Loi sur le climat de la Colombie-Britannique

Cette étude de cas explore les principales caractéristiques de la loi modifiée de la Colombie-Britannique sur la responsabilité en matière de changement climatique de 2019. La législation prévoit la fixation d’objectifs sectoriels et intermédiaires de réduction des émissions, des exigences de déclaration régulière et établit un organe consultatif d’experts indépendants chargé de fournir des conseils.

En 2018, le gouvernement de la Colombie-Britannique a adopté la Climate Change Accountability Act, qui modifie et renomme la précédente loi intitulée Greenhouse Gas Reductions Targets Act (2007).
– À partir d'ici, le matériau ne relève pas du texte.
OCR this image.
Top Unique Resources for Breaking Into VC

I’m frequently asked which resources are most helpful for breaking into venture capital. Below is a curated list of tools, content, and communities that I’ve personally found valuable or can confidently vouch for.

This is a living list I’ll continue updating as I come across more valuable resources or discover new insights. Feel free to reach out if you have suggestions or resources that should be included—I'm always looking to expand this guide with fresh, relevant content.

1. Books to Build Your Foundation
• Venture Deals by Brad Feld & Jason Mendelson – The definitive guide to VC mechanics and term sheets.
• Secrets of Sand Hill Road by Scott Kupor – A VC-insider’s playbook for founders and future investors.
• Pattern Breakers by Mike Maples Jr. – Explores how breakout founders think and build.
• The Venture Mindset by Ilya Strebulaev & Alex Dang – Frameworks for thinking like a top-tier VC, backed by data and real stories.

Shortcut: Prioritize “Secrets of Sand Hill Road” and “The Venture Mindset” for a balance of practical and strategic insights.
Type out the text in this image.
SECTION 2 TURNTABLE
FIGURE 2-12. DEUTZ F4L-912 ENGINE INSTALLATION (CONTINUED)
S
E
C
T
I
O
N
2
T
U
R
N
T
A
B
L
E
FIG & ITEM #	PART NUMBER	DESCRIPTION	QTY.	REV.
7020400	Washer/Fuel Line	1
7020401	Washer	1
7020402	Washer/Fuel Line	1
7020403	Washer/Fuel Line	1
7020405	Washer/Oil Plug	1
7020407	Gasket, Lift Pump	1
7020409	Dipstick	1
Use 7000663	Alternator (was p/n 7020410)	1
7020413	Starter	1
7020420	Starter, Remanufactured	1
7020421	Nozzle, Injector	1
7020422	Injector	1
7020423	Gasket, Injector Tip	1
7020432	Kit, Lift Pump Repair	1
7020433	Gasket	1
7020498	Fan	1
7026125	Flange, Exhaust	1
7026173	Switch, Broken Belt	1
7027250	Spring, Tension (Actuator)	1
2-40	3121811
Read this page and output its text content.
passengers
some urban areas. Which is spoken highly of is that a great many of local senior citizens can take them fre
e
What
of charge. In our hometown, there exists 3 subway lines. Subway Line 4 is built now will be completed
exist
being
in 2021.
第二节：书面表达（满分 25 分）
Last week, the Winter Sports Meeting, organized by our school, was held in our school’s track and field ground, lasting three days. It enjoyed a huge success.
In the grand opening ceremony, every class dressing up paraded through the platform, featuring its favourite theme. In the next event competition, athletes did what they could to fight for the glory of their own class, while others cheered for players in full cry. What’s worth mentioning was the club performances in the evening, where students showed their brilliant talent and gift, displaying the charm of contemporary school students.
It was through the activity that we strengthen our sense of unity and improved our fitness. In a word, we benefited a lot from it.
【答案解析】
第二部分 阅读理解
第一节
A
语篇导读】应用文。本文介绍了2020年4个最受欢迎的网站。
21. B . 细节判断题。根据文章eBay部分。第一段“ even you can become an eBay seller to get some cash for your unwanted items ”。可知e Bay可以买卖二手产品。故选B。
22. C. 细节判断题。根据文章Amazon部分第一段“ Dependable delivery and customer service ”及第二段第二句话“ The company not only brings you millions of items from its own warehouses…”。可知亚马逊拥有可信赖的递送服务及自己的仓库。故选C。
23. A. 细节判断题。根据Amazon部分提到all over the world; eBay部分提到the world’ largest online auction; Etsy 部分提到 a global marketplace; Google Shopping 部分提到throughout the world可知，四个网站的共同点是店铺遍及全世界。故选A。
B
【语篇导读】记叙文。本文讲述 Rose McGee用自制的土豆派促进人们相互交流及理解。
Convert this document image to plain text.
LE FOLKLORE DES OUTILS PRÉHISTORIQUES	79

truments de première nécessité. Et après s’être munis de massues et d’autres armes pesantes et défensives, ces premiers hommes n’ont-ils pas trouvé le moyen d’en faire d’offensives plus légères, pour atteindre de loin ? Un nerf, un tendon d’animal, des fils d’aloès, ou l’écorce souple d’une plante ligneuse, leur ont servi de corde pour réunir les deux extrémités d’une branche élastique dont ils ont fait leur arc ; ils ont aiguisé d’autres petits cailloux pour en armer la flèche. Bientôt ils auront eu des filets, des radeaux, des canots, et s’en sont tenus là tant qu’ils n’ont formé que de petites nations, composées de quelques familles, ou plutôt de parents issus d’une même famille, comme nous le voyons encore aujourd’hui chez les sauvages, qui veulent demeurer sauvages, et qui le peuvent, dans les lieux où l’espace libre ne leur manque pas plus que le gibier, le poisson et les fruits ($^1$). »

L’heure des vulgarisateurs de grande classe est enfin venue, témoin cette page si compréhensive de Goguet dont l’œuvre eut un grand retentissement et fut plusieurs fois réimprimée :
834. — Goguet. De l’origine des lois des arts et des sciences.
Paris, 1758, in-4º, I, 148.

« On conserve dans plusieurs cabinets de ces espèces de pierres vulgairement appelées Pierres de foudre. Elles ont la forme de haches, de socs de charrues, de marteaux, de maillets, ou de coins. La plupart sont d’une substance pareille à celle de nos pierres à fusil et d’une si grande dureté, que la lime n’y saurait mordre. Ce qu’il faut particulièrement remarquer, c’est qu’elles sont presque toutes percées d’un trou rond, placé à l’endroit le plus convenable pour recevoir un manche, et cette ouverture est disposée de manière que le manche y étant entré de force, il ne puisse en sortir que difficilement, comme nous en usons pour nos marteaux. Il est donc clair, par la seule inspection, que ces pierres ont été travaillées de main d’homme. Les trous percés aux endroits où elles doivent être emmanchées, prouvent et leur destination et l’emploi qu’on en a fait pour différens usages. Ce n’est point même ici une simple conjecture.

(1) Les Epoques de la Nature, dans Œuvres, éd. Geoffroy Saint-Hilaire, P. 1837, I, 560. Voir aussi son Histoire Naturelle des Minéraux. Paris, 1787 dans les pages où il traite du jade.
Ce nouveau texte contient plusieurs modifications portant notamment sur l’établissement de cibles de réduction des émissions de gaz à effet de serre (GES) pour 2030 et 2040 – en vue d’atteindre l’objectif de 2050 déjà fixé –, l’instauration d’un cadre de production de rapports sur les risques climatiques et les progrès réalisés en la matière, ainsi que sur l’habilitation du ministre à fixer des cibles de réduction des émissions par secteur.

En 2019, le gouvernement de la Colombie-Britannique a adopté le projet de loi 38, qui amende la Climate Change Accountability Act de 2018 dans le but d’instaurer un cadre de responsabilisation climatique plus large qui impose l’établissement de cibles intermédiaires de réduction des émissions par secteur (bien que celles-ci ne soient pas inscrites dans la législation), fixe des obligations redditionnelles plus détaillées et régulières pour le gouvernement et met sur pied un organe consultatif d’experts indépendant. Il donne également au lieutenant-gouverneur en conseil le pouvoir d’édicter des règlements prescrivant des exigences et des cibles pour les bâtiments, le parc automobile et le carburant du secteur public. La présente étude de cas passe en revue les grands axes de la Climate Change Accountability Act de 2019 de la Colombie-Britannique, dans sa version modifiée (la Loi).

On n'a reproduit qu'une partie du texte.